La ciudad sagrada

Pilar Alcubilla, Palma de Mallorca


¡Oh, Roma!, en tu grandeza, en tu hermosura,
huyó lo que era firme, y solamente
lo fugitivo permanece y dura.
Quevedo
A Roma sepultada en sus ruinas (fragmento)

Al hilo de una imagen inquietante como la que nos brinda Engawa en esta ocasión, recuerdo mi último viaje. Un viaje a un lugar donde se observa una similar indiferencia hacia lo que se nos escapa. Al tiempo que como telón de fondo de la leyenda, de lo extraordinario, surge un ruido vacío que sin embargo lo llena todo.

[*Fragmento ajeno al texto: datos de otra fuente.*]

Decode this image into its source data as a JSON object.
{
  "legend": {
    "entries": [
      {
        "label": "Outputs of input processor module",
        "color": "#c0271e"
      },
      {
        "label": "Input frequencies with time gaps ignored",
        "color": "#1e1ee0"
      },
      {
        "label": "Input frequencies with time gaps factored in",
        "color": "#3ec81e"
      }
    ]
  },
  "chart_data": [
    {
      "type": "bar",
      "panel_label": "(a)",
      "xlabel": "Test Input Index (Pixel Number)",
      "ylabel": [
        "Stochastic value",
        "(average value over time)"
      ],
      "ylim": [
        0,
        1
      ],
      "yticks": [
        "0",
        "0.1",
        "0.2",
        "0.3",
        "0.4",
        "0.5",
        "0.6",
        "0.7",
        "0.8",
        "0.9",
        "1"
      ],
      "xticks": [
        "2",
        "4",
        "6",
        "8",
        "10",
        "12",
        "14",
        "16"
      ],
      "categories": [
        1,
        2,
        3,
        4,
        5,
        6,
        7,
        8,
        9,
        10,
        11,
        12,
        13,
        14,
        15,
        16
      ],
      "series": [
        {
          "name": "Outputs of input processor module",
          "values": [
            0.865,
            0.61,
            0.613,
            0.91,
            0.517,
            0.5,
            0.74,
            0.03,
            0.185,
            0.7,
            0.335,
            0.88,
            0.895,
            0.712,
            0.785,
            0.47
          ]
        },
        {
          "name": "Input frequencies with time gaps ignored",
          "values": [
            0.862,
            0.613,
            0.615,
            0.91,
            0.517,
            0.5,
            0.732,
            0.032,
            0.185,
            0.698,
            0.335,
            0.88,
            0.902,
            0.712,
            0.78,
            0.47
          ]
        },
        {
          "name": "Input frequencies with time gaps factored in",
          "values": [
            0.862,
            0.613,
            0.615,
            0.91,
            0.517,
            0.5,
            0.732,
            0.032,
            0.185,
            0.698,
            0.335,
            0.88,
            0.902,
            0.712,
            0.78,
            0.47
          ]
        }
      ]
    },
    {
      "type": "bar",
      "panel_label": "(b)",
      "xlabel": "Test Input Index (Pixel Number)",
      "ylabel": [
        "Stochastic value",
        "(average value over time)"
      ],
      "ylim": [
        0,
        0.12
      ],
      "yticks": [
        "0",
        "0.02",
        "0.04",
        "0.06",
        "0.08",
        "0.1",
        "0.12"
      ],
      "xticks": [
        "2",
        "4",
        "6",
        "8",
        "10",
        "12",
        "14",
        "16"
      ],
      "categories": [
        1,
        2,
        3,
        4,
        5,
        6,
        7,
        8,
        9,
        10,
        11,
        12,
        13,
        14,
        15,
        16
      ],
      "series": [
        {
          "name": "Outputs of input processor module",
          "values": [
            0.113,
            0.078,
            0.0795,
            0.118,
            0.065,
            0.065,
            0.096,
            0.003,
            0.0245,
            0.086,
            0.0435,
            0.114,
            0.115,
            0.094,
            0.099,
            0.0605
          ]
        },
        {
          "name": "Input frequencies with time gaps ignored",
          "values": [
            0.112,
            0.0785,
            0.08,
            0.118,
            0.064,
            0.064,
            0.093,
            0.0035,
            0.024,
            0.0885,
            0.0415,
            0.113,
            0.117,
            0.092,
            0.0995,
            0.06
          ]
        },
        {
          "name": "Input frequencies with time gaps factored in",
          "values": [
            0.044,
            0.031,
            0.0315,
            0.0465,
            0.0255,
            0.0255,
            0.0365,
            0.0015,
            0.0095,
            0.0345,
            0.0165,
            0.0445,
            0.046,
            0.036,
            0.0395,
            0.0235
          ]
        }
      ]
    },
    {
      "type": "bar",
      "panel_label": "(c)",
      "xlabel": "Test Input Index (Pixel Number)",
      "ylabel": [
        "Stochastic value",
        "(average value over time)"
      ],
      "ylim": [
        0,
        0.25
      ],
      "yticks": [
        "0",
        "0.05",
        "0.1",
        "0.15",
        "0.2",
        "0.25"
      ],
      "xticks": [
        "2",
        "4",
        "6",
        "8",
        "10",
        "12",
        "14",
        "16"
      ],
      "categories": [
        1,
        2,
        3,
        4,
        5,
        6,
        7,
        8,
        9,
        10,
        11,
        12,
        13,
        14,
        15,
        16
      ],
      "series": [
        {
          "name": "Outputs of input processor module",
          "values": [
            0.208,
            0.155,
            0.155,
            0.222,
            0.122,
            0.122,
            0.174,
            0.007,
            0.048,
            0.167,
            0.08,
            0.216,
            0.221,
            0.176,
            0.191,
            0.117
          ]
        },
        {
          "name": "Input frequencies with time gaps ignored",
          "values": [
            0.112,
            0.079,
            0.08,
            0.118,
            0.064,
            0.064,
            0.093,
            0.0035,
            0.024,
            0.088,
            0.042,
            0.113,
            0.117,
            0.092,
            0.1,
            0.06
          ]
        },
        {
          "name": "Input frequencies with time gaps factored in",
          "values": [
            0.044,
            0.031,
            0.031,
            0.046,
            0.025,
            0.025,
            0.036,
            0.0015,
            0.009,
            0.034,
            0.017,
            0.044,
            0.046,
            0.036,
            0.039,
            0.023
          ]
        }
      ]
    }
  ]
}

Me gustaría con este artículo hacer honor a ese misterio que habita en lo profundo de nuestras ciudades, en el origen de cada nueva fundación, la ciudad sagrada. Me gustaría confrontarlo también a la imagen que ahora se le superpone y desentrañar el enigma de su conjunción en el espacio y el tiempo.

La ciudad sagrada sobreviene de siglos de abandono, episodios de guerra, saqueos e incendios, alternados con períodos de crecimiento y esplendor, de furia y de gloria de una comunidad que ha escrito su historia en sus plazas, mercados, sus calles y sus muros.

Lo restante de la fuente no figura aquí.